# Holesaw segmenting in plastics



## skiprat (Sep 11, 2007)

Here's a trick I used to make a recent pen. I wanted to have a round segment in the main body of the material. I selected two holesaws, one the next size to the other. The smaller one will make the cutout in the main body and the larger one cuts the segment that will get glued in. ( using the outside of the kerf of the small one and the inside kerf of the bigger one) Even doing this leaves a gap, so I just lightly held the matching parts in a vice and slowly heated the joint with a heat gun ( on low ) As the plastics start to get soft, gently close the vice while still warming the bits. (I also warmed up the vice and bit of steel) Leave it in the vice till it's COMPLETELY cold.



These are the two pairs of similar holesaws, 1 pair for the body and the other for the cap






Here I am cutting the segment using the larger holesaw from each pair. I left the pilot bit out.







Here you can see that even using matching holesaws, the gap is too big







Holding it the vice and heat it up while gently closing the vice. ( I also sanded most of the rough marks off that were caused by the holesaws) The segment was wider than the vice jaw, so I just added the chuck of metal. I concentrated the heat on this bit of metal. Leave it in the vice till it's cold.







Here's the pen again, no visible glueline







I have used this method when segmenting plastics into wood too, just pre warm the plastic before putting it in the vice. Hope this is useful to someone.


----------



## wdcav1952 (Sep 11, 2007)

Dang, Skip, you come up with some nifty ideas!!


----------



## ed4copies (Sep 11, 2007)

Pretty clever, Skippy!!!!!

I recognize that PR (it's from the Princess!!)


----------



## Paul in OKC (Sep 11, 2007)

Aaaahhh, ya beat me to it. Had an idea like that, just haven't got there yet.
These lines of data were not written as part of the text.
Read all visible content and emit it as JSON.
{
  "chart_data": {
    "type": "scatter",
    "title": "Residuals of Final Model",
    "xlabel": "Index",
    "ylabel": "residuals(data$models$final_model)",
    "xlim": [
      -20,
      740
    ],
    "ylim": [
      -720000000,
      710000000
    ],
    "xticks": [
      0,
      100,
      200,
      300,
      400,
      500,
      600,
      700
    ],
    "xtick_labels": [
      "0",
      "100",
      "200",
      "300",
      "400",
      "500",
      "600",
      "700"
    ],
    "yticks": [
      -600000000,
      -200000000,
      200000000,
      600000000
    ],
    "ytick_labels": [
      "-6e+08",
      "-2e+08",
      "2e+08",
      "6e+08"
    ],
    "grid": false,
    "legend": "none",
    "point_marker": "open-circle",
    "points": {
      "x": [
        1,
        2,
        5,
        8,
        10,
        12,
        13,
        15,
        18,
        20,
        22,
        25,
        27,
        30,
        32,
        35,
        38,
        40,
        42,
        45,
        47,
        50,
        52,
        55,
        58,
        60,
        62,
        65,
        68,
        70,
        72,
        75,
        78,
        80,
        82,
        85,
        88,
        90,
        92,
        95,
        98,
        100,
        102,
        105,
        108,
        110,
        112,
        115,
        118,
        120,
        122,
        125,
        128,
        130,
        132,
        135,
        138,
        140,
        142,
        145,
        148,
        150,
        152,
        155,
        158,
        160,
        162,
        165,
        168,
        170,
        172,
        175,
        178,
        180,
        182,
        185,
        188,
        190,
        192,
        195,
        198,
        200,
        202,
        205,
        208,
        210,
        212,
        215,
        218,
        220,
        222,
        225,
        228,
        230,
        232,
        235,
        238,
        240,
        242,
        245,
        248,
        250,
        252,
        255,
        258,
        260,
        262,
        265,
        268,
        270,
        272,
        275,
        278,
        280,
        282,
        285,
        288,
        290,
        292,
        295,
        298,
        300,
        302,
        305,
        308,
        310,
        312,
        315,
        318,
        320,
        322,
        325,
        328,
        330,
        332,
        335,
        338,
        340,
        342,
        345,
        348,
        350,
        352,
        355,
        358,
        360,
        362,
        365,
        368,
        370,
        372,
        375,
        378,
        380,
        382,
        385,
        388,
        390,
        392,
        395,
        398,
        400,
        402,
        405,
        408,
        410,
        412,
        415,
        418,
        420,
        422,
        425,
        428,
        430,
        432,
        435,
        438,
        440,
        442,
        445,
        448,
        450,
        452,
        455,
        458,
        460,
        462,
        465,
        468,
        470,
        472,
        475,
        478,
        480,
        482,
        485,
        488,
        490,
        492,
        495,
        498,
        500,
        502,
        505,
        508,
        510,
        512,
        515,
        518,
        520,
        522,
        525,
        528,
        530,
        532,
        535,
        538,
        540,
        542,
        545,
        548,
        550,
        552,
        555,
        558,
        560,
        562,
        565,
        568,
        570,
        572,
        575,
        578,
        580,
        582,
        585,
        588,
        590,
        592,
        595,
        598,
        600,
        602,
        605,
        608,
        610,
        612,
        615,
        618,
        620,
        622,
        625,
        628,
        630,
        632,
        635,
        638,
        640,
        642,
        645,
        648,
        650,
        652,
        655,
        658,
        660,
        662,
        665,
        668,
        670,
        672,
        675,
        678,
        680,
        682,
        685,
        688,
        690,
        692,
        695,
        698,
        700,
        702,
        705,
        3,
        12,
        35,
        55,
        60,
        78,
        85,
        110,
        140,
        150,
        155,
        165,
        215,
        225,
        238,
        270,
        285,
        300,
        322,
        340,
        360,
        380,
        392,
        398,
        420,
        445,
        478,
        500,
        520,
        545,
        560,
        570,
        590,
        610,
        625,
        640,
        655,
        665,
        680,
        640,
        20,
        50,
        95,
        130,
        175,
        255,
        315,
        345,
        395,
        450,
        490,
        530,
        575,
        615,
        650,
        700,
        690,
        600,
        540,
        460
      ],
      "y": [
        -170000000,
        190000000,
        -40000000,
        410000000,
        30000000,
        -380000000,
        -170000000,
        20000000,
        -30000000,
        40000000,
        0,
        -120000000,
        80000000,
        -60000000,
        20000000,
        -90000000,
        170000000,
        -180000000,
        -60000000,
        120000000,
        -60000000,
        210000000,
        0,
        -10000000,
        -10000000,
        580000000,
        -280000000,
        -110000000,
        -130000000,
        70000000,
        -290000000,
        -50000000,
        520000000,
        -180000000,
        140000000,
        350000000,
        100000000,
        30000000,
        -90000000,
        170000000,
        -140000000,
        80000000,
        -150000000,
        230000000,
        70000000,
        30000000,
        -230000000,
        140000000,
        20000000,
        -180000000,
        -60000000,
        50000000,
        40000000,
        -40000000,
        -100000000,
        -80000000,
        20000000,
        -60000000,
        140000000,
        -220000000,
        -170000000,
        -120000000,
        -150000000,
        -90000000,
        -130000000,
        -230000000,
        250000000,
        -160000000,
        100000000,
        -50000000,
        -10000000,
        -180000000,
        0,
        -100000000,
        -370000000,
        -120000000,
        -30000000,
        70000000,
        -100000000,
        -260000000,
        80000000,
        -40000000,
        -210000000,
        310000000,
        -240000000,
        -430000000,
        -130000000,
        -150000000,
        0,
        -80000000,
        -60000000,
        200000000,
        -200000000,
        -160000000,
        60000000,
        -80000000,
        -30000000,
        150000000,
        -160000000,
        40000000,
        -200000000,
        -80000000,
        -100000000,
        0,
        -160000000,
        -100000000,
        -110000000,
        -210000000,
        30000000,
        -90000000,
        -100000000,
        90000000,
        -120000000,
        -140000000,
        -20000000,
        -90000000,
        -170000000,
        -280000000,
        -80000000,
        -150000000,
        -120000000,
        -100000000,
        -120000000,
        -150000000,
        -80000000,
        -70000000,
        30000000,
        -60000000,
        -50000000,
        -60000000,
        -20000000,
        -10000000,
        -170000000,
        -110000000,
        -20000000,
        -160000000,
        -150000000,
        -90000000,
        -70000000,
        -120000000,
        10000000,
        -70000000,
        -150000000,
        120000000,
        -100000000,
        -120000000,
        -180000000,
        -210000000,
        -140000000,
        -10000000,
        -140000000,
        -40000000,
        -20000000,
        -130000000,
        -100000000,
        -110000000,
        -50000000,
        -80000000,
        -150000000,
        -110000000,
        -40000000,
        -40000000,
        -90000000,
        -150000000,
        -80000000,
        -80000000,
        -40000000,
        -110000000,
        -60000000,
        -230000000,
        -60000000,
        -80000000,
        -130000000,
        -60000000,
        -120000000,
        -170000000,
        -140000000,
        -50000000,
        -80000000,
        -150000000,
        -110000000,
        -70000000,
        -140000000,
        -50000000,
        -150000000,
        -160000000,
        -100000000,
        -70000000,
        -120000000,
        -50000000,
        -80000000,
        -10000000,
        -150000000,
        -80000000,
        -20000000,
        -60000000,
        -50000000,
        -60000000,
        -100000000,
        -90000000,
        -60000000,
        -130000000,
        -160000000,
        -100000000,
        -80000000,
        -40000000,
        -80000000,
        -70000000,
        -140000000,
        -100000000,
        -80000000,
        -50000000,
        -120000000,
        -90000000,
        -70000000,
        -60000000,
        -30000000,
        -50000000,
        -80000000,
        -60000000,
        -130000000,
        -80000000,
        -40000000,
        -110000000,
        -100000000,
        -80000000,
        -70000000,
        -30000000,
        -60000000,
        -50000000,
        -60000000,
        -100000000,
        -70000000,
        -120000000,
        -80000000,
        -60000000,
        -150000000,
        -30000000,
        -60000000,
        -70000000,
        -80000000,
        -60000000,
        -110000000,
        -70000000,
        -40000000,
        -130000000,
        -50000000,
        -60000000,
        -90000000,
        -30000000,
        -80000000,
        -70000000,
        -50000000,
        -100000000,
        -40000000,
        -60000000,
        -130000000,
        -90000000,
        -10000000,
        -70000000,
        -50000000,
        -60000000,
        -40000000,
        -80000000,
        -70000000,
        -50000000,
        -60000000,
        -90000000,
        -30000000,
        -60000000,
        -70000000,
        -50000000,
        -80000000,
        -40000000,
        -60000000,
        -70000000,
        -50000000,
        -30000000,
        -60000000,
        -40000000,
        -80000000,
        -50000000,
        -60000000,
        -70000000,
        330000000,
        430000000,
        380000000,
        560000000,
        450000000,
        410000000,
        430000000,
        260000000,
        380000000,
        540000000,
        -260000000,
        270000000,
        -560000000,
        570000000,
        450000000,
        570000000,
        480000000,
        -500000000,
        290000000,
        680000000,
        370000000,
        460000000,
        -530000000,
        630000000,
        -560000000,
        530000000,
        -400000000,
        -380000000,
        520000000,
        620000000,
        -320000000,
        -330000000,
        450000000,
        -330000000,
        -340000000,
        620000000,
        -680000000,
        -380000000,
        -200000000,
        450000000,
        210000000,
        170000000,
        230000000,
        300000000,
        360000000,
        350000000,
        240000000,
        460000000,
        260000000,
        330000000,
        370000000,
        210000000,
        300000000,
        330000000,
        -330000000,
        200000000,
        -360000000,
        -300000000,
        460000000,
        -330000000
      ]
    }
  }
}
Looks great!


----------



## gketell (Sep 11, 2007)

Thanks for sharing that, Steven.  I had been looking at your pens and your comment about two hole-saws but I knew they didn't match and couldn't figure out that solution.  Now I know!!!  Thanks!!

Paul,
Get used to it,  That has happened to me about 3 times so far.  []  The truly sad thing is that each time their version is way above what I was even envisioning.  [] (for me)  [][][] (for them!)

GK


----------



## dbriski (Sep 11, 2007)

Have you thought of trying to modify the hole saws to reduce the set on the teeth.  Pull in the outer teeth of the larger saw and pull out the inner teeth of the smaller one.  Not even sure if you can do this but it seems you have a lot of experience with metal.


----------



## tipusnr (Sep 11, 2007)

Simple, handy solution (I LIKE simple) requiring very little extra expense.  GREAT!!


----------



## Hosspen (Sep 11, 2007)

Wow! That's what I call creativity. The practical kind too, like Tip said. That's the kind of thing that keeps me turning. When something starts to get kind of boring, look for a new idea. You must be one of those people who's always experimenting. Keep up the good work!


----------



## Ligget (Sep 12, 2007)

Very good idea Steve, love the colour combination! []


----------



## papaturner (Sep 12, 2007)

Thanks for the tip,that`s using your head for something other than a hat rack.


----------



## palmermethod (Sep 12, 2007)

Steven,
Very nice indeed. Regarding gluing the pieces together, is CA glue necessary or could a plastic solvent that melts the surfaces work as well? I haven't seen any comments on solvent welding but, as a noob, I am curious. Thanks for the inspiration Steven............


----------



## skiprat (Sep 13, 2007)

Dave, although the holesaws I used are on their last legs, I wouldn't wreck them 'just' to make pens like that. I don't think that you could ever get a perfect joint even if you modded them. It really only takes a little heat and not much time to squash them, then you know they couldn't get better. The principle work just as well with joints with corners. I made a brass and blue acrylic pen that had sharp crown like joints and it closed the gaps very nicely. I can't remember how to get the pic out of my album, or I'd show you[:I] 
Bob, I use CA for everything. But your idea sounds very interesting. Perhaps acetone or some other solvent would work on Delrin?


----------



## fstepanski (Sep 13, 2007)

Very creative idea!  Thanks...


----------